Autumn fails to deliver its customary cheer for housing sales, with starts down nearly 1,000

Housing starts fell 9% in September as more evidence emerges of an impending “double-dip” in the housebuilding sector.

The latest figures from the NHBC show that the number of registrations - which happen before builders start on site - fell to 9,033 from 9,954 in August.

Although the body cautioned against reading too much into one month’s figures, it said other evidence indicated the sector had not experienced the traditional autumn uplift in sales.

The NHBC said the average daily sales rates for its members rose to 269 from 242 in August. This compares with daily sales of more than 300 for the rest of the year and 364 for the same month last year (see below).

Imtiaz Farookhi, chief executive of the NHBC, said the availability of mortgage finance was acting as a drag on starts.

“Confidence seemed to leave the market around the time of the election and has not returned,” he said. 

“The autumn selling season, which is traditionally strong, has yet to take hold, due no doubt to a wait and see policy from consumers.”
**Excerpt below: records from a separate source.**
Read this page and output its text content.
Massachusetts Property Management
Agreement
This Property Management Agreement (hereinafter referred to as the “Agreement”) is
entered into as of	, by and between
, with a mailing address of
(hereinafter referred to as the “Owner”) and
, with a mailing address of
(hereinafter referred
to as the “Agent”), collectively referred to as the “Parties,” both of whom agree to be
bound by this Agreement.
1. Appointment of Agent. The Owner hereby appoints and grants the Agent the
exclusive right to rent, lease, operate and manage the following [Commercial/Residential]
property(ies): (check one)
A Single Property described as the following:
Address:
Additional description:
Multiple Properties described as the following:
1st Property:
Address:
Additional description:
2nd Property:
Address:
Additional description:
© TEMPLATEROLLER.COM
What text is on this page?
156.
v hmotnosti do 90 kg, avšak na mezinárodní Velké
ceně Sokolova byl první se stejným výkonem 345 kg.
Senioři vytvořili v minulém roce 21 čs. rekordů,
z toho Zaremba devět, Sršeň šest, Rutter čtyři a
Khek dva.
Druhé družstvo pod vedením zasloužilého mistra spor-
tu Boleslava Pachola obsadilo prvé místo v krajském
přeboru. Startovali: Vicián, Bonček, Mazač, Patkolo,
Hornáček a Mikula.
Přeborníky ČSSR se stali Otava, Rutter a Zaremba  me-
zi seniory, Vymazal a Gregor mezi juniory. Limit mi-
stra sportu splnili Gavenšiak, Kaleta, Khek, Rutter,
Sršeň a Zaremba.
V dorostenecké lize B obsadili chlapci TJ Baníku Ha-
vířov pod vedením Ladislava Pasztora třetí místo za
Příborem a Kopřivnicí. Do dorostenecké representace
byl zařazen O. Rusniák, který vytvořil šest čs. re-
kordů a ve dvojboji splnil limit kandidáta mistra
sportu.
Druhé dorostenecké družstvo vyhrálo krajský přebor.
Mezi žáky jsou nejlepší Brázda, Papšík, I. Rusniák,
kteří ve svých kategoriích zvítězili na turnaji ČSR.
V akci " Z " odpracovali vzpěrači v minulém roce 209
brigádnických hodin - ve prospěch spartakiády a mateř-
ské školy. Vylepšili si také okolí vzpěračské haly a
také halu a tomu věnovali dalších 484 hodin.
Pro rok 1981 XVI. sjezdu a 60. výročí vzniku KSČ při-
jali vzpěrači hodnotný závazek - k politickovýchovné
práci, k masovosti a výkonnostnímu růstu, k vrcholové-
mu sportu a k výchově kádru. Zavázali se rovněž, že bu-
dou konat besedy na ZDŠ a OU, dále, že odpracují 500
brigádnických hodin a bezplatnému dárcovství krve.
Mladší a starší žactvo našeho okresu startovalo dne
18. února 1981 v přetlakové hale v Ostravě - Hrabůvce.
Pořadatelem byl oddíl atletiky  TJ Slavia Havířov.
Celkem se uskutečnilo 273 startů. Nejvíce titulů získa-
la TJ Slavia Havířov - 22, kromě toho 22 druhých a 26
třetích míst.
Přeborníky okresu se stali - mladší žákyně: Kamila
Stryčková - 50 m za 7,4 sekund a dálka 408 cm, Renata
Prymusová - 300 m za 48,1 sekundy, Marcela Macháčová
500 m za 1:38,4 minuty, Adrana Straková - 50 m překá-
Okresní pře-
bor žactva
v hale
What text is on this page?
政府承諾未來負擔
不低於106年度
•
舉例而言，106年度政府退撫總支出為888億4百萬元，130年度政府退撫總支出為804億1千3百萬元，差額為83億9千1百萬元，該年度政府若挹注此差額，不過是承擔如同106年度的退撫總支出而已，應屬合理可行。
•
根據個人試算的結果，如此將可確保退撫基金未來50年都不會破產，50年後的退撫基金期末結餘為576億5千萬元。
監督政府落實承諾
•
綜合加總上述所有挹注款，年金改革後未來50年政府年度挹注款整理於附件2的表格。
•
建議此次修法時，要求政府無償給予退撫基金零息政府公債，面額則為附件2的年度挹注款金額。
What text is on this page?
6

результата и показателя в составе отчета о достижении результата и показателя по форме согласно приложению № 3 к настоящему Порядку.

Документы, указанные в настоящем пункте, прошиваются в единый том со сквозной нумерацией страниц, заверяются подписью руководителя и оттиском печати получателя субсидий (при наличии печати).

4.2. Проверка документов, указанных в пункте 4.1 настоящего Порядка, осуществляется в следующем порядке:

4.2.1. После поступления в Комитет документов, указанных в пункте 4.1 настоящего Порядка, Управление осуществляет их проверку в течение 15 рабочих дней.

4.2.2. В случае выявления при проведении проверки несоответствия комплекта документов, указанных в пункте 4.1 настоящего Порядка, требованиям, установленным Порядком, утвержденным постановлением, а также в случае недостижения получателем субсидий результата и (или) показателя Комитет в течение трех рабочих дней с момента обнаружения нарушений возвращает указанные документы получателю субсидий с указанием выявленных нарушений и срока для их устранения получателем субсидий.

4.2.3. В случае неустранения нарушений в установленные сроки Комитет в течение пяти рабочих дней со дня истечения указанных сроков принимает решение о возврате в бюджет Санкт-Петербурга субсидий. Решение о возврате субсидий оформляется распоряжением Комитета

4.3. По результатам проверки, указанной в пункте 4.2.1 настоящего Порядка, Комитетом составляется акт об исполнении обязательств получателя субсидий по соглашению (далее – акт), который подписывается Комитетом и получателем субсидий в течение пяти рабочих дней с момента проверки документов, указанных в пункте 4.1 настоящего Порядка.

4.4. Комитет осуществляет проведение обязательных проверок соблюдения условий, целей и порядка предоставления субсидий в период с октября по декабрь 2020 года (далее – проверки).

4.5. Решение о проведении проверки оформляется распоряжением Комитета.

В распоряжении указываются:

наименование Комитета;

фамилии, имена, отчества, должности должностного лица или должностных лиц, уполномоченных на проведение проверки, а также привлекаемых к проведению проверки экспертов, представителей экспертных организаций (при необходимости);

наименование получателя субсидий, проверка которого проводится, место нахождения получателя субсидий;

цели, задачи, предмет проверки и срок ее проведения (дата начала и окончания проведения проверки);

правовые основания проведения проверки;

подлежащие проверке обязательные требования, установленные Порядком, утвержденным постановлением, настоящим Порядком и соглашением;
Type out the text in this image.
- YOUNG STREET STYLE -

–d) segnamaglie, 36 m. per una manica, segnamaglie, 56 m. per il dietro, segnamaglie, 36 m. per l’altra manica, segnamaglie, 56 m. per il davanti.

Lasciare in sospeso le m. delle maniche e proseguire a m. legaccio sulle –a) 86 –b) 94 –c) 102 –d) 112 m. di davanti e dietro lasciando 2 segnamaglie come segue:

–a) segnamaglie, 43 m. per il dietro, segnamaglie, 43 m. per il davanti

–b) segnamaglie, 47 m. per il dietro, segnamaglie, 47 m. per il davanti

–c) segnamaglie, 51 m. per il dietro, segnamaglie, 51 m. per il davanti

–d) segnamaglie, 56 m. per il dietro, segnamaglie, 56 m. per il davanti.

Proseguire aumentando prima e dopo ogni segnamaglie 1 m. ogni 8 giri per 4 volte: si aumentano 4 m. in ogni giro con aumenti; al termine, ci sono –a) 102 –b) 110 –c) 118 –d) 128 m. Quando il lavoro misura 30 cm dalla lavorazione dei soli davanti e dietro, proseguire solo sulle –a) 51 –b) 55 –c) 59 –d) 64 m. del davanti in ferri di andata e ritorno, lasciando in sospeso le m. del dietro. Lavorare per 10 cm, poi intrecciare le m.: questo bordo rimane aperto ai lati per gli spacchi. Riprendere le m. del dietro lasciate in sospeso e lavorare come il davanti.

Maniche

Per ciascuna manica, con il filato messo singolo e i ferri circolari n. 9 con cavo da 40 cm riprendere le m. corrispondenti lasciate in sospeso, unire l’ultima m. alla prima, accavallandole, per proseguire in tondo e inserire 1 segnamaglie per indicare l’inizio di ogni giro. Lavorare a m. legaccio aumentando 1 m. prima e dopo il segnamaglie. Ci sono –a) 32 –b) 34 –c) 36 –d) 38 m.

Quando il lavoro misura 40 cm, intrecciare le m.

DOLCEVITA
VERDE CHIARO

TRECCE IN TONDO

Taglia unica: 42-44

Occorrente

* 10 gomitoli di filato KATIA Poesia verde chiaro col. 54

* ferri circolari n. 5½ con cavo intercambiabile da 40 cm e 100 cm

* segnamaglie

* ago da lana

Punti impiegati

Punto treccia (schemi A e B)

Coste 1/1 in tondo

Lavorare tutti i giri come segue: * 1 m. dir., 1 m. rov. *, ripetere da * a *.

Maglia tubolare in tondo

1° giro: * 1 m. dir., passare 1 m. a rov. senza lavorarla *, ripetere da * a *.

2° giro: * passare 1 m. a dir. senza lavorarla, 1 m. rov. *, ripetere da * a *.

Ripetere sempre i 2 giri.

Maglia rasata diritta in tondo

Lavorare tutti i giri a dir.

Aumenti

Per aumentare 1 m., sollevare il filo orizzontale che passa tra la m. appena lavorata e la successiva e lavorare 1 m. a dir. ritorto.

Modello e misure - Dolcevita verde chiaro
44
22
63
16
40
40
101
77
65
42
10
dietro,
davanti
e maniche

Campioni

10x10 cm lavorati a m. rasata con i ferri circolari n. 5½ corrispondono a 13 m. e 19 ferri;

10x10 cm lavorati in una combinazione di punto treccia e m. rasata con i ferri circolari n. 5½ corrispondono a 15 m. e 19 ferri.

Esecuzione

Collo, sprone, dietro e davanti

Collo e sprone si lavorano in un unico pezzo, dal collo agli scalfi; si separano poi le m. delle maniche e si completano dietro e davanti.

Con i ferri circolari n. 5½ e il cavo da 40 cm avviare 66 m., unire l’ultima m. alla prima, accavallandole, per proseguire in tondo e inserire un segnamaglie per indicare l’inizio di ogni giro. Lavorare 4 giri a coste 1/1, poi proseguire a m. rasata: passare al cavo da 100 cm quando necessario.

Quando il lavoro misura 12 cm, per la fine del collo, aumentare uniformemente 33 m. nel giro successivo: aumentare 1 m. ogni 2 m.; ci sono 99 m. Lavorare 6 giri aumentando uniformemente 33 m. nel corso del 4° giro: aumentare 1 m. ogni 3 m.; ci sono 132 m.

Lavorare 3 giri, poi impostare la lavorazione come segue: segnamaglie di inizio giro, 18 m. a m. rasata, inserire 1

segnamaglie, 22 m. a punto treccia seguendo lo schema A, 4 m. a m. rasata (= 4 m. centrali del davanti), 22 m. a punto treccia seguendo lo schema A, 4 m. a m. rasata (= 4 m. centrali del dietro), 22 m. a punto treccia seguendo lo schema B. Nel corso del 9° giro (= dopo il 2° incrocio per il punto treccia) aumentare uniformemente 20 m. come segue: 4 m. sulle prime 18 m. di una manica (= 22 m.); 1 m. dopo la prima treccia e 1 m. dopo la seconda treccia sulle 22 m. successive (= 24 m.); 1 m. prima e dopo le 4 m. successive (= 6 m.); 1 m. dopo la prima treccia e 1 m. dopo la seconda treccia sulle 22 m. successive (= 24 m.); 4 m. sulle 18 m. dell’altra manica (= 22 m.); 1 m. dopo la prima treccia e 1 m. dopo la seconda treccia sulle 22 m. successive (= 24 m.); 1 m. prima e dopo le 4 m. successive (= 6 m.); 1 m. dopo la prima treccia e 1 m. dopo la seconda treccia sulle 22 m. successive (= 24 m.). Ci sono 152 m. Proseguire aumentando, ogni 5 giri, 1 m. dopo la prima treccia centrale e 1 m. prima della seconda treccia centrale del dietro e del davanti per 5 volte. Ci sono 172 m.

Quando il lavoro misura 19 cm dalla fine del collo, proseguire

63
As well as private sales, starts for publicly subsidised housing fell to their lowest this year, on the back of cuts to the Homes and Communities Agency.

Richard Tamayo, the NHBC’s commercial director, said he did not expect starts to fall much further, but believed the government needed to consider at what point it would intervene if build rates did not improve.

“There’s a danger we forget just how far away we are from meeting the housing need this country has,” Tamayo said.

Current build levels equate to about 110,000 starts on NHBC-registered sites, or about 135,000 across England. This follows evidence in recent weeks that mortgage providers are tightening their lending criteria.

Richard Donnell, director of research at housing information company Hometrack, said: “Starts are likely to slip back as lenders tighten mortgage availability. They’re not in a rush to lend to people at high loan-to-value ratios; they don’t need to.”